The June 2018 speech by Hinman presented a non-exhaustive list of factors that the SEC might consider when determining the security status of a digital asset. However, some agency members criticized Hinman for not explicitly linking these criteria to the Howey analysis—an established standard used for classifying investment contracts and now frequently referenced by SEC Chairman Gary Gensler.
Moreover, certain factors mentioned in the speech were viewed as “ambiguously worded” and seemed to encompass elements unrelated to securities laws, including the ability to “hoard” an asset. The lack of clarity in Hinman’s speech raised eyebrows and cast doubt on the reliability of his arguments.
Speech Fuels SEC vs. Ripple Legal Battle
Hinman’s speech has become the focal point of the ongoing legal dispute between the SEC and Ripple.
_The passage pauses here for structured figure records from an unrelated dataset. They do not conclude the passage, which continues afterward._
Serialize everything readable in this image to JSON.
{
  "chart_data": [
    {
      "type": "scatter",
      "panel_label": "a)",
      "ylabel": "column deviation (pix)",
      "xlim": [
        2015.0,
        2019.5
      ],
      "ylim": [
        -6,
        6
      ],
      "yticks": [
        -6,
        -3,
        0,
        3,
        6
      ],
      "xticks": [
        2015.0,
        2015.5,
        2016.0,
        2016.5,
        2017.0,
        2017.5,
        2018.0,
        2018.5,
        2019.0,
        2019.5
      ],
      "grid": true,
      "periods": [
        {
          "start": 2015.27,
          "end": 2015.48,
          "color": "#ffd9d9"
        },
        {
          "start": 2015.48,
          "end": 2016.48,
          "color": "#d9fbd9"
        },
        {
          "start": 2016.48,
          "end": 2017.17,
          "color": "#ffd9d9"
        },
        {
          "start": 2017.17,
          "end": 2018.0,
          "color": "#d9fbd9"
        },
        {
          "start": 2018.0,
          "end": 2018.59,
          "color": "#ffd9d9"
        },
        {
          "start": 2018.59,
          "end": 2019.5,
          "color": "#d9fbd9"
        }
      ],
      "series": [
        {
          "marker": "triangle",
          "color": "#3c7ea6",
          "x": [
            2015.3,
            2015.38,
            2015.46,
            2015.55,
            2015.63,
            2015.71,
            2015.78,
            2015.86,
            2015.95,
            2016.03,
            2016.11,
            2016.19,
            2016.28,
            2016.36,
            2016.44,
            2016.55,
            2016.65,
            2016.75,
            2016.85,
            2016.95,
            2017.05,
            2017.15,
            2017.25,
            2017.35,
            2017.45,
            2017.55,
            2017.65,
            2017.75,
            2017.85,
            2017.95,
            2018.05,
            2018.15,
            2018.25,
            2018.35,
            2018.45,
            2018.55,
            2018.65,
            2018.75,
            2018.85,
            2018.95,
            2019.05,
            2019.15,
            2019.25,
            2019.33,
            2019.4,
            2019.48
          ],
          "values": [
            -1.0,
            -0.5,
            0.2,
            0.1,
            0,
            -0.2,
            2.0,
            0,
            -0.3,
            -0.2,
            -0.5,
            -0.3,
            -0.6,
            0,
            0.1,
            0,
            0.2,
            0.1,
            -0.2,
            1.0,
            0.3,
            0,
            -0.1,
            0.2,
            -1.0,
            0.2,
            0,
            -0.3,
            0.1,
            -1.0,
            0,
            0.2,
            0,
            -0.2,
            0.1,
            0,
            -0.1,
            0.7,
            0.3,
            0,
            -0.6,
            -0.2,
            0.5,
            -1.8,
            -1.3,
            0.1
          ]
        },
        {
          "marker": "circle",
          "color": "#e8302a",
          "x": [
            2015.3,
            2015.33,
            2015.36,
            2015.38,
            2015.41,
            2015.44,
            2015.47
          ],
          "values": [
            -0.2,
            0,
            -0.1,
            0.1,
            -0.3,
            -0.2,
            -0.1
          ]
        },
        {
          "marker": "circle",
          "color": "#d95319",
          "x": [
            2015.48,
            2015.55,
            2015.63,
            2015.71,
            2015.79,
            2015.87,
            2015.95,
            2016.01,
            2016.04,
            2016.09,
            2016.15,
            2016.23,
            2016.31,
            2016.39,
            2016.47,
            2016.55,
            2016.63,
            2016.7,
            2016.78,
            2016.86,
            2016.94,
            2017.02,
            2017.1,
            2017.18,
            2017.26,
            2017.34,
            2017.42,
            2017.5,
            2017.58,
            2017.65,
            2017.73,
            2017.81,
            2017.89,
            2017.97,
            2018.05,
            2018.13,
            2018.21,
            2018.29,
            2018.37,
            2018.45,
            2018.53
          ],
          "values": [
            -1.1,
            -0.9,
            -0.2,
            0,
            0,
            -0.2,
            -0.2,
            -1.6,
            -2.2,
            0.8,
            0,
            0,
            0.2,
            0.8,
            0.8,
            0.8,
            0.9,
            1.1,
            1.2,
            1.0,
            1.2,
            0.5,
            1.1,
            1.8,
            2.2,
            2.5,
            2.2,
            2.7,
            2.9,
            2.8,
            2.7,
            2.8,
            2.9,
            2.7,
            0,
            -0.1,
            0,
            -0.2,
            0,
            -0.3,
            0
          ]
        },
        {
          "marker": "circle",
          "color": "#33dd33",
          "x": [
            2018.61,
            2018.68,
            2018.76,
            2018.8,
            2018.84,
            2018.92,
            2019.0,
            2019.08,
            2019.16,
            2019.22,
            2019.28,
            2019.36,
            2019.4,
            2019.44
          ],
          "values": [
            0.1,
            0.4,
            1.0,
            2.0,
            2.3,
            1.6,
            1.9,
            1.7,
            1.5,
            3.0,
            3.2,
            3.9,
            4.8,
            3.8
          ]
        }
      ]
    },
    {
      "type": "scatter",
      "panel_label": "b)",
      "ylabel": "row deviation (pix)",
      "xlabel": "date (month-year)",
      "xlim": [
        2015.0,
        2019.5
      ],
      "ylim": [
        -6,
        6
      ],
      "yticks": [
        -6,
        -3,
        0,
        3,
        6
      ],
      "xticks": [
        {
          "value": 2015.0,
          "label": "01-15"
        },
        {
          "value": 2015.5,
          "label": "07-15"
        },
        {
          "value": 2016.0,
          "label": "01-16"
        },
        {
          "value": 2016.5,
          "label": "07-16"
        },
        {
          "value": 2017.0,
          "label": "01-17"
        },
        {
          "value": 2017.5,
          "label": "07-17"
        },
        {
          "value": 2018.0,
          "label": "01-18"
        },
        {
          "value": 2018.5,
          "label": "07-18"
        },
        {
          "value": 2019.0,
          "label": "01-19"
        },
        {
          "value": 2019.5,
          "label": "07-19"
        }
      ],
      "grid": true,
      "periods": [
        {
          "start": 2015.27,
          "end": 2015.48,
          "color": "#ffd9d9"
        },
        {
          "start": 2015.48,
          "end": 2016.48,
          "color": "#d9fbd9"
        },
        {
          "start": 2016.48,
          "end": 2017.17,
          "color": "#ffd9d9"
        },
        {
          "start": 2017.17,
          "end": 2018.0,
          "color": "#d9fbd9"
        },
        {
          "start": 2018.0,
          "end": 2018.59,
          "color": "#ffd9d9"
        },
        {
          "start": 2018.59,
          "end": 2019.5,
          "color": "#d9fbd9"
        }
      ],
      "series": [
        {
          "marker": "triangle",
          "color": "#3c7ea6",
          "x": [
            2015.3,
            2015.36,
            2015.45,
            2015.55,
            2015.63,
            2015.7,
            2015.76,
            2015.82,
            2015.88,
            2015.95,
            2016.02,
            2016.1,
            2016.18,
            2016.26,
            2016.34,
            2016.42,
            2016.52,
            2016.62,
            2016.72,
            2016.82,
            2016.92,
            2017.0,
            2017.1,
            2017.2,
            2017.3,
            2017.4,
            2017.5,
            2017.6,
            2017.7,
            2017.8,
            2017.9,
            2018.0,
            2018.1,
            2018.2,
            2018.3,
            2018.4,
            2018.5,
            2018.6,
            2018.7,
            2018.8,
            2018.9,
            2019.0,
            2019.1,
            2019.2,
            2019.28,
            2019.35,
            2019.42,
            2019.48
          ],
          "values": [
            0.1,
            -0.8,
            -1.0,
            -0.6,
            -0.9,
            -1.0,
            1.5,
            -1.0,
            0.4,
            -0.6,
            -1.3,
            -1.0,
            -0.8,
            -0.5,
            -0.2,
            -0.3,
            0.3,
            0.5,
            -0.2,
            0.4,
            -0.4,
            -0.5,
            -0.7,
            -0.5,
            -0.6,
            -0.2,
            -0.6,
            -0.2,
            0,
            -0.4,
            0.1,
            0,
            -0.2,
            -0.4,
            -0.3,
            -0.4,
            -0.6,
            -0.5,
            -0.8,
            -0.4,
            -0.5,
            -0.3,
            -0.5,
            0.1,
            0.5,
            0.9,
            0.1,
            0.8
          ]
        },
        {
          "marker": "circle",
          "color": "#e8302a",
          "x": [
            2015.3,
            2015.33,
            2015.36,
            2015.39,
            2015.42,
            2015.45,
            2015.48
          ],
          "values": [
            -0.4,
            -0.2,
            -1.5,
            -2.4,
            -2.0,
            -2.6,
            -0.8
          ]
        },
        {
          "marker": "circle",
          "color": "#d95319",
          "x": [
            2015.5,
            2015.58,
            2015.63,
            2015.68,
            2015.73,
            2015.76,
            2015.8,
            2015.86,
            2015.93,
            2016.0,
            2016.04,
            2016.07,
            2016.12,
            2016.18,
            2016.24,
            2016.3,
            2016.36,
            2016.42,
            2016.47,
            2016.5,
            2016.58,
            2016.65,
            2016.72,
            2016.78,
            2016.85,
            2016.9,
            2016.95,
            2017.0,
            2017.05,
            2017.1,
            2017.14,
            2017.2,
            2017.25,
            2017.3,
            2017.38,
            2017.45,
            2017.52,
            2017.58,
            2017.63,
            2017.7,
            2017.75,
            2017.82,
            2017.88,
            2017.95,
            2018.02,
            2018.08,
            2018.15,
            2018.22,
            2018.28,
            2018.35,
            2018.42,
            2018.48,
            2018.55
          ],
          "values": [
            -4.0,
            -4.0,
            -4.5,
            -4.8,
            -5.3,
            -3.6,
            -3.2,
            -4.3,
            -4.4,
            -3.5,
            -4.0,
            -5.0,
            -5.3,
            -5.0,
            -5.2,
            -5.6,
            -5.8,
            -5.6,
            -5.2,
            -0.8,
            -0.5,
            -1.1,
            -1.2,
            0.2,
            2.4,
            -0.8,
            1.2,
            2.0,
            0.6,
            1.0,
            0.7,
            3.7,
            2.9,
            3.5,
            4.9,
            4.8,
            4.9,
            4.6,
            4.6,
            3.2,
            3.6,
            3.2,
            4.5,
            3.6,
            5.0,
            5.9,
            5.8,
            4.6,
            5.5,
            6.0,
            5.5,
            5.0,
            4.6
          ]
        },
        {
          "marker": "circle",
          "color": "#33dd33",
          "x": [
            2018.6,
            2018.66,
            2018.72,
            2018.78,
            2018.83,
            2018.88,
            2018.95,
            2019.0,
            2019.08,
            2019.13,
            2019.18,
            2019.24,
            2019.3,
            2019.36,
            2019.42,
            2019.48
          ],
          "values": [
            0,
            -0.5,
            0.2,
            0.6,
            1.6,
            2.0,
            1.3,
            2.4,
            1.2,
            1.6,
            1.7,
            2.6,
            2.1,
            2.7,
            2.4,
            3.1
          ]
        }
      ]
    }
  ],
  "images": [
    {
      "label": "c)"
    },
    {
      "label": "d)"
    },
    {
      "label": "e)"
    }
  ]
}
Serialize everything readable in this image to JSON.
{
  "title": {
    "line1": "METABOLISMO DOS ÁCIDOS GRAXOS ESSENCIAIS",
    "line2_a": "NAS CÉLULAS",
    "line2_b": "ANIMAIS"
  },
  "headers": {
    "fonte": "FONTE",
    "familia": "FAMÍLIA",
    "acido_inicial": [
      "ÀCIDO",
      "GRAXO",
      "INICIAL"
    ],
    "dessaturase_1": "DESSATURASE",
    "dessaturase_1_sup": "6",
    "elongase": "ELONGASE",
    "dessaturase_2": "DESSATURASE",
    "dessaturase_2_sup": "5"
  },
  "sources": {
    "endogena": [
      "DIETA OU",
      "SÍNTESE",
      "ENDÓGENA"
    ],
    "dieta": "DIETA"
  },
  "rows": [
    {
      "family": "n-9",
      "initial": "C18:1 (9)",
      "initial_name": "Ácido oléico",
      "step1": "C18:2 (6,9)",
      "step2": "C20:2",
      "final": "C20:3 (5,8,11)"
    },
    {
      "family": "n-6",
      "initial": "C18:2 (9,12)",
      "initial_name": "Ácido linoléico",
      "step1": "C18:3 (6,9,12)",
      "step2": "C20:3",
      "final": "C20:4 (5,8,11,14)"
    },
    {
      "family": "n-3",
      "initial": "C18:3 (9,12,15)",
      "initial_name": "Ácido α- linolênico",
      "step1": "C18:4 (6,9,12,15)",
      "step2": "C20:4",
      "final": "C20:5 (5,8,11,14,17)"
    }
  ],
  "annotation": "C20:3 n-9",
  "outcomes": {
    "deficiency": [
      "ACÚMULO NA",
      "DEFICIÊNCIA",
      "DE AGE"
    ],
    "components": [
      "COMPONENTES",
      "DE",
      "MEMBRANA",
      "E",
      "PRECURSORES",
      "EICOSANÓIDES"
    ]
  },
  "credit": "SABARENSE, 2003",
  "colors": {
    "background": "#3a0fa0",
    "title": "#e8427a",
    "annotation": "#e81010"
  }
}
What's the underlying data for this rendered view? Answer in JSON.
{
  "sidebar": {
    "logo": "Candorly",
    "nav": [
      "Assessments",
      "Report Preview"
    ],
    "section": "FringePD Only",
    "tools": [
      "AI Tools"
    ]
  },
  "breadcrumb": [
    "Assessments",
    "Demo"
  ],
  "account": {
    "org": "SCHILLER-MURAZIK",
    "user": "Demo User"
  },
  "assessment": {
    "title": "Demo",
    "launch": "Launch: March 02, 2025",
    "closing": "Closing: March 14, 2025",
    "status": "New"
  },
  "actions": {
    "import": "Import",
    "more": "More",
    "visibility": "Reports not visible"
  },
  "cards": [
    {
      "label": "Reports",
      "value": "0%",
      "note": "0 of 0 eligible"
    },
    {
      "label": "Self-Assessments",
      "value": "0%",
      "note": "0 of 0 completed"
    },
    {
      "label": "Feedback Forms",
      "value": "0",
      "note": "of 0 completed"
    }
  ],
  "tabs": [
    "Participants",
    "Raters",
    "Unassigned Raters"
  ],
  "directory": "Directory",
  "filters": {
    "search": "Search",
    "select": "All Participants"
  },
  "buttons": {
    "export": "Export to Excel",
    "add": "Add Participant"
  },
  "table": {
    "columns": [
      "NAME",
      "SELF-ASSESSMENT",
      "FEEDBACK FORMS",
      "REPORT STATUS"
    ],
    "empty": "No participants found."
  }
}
Notably, Ripple’s CEO, Brad Garlinghouse, has expressed his dismay over the release of these internal documents, vociferously accusing the SEC of intentionally sowing chaos within the industry. The controversy surrounding Hinman’s speech and its potential implications for the classification of digital assets continue to add fuel to the already heated legal battle between Ripple and the SEC.
It’s absolutely unconscionable that a regulator – when presented with so much pushback on what he was about to say / how he compiled this fake “test” in the first place – decided to move forward anyway, and throw an entire industry into chaos. https://t.co/9qzKOiPWsA
— Brad Garlinghouse (@bgarlinghouse) June 13, 2023
By making these internal documents public, the SEC has opened itself up to heightened scrutiny and raised questions about its regulatory approach to the ever-evolving digital asset landscape. The full extent of the impact resulting from this revelation and its potential consequences for the ongoing lawsuit remain uncertain. Nevertheless, it is clear that the stakes are high, and the repercussions may reverberate far beyond the Ripple-SEC dispute, shaping the future of digital asset regulation.